One of the best foods ever invented is chicken and dumplings.  We had some last night.  Cooked down some chicken bones and gave the scraps to the happy happy dog, then mixed up about a cup of all-purpose flour, an egg and some milk, rolled it out, cut it into squares and put the squares into the boiling broth.  Personally, I prefer fluffy dumplings, but I like the little noodle-like ones, too, like the ones I made last night.  My husband’s family calls them “slicks”.  They’re good with dried sage crumpled up in the dough, too, but I cooked fresh sage, onions and garlic into the broth.  We had some left-overs but, when I got home from visiting my mother, our #3 daughter had stopped by and eaten all the slicks and most of the broth.  Ah, well–I’ll just add some more chicken, some veggies and some thickened boullion and made a chicken pot pie.  Happiness reigns!
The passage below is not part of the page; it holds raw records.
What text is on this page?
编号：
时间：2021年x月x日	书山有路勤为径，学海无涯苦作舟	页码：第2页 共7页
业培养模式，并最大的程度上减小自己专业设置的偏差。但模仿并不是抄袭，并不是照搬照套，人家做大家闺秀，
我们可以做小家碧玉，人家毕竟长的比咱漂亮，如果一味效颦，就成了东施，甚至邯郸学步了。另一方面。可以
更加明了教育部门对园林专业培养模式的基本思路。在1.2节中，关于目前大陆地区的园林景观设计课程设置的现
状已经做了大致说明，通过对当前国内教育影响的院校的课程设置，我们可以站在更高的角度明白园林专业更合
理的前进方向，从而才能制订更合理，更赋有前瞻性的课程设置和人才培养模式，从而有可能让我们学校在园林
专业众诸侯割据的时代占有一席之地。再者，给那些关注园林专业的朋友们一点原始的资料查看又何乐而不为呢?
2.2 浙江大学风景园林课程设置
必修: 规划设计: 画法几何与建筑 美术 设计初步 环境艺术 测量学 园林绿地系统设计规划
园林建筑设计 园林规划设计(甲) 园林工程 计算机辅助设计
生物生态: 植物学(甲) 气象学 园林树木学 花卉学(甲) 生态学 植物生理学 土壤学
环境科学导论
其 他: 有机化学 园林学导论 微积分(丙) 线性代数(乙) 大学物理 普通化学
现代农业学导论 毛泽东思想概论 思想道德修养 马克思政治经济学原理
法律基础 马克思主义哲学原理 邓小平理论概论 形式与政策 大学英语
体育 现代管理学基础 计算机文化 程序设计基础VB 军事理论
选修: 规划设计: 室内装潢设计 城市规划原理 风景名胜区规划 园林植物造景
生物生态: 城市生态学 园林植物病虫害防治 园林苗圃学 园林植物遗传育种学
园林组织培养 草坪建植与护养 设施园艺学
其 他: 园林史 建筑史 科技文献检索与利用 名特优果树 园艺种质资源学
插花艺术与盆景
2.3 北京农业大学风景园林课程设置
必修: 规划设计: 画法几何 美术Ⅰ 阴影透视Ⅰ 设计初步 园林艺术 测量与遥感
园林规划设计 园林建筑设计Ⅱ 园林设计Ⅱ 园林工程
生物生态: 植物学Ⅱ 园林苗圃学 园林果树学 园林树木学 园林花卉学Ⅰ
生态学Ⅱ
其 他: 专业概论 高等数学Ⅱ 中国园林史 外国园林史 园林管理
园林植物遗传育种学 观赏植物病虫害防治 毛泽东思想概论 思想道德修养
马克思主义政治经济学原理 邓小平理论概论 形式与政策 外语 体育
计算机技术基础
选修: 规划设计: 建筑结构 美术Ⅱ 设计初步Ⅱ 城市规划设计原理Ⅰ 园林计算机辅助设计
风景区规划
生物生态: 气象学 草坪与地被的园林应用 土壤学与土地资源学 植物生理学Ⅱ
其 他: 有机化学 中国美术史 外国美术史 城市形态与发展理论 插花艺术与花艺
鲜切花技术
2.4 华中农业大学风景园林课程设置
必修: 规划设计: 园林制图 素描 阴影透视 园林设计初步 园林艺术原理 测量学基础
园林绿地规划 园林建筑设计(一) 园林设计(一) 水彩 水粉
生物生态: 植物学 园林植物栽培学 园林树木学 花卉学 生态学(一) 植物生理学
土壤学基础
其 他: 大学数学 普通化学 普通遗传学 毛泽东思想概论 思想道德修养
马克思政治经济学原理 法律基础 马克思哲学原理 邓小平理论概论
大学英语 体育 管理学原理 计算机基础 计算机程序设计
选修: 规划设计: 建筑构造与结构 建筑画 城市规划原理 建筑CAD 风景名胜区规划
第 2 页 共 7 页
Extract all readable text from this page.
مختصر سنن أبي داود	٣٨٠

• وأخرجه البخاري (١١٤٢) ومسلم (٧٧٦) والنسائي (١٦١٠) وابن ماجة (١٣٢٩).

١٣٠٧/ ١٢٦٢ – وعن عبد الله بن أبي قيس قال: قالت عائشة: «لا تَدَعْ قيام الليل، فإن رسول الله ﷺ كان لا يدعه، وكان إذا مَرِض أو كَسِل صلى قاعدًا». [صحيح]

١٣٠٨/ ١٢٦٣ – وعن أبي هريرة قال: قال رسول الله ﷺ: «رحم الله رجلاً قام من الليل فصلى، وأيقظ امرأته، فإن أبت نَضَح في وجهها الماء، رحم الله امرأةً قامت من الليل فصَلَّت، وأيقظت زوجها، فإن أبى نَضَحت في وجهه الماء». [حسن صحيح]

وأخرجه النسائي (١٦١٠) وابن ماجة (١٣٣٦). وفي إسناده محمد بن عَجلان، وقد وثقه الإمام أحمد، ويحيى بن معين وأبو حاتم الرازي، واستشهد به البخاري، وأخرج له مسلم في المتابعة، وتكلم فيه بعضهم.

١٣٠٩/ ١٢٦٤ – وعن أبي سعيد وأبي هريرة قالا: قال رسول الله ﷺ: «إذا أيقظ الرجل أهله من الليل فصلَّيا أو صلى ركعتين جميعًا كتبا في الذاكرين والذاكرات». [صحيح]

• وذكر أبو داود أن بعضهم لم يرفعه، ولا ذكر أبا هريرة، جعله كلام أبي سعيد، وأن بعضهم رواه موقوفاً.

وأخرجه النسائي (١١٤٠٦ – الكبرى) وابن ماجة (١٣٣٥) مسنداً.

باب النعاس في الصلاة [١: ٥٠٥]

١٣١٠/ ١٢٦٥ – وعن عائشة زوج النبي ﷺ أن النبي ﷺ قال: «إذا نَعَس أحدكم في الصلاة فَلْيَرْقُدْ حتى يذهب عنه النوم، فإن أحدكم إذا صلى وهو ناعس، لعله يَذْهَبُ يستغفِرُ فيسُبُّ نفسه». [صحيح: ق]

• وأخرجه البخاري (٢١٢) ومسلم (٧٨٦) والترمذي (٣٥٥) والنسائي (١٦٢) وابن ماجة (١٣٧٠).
No, I haven’t even started my Chronicles for next week….

I spent a couple of days with my writer-daughter and we both got a little work done.  I don’t know what broke through her block, but she sat down saying she didn’t know what to do with a particular scene and got up with the scene finished.

I’m working on a comic mystery–I had finished about fifty pages, but it wasn’t feeling right.  I decided to try changing it from third person to first person, and that’s bringing it to life for me.  As I go through and change it, I’m opening up the scenes as well.  It was going too fast, before, had no shape.  I think it’s better now….

Tomorrow, I need to get started on my columns for next week.  I think I know what I’m going to do them on; at least, two or three of the five.  I love getting started early in the week.  I enjoy poking around and following my curiosity.  When I get started later in the week, I have to just shove something out–always something I’m interested in, but not so much exploring.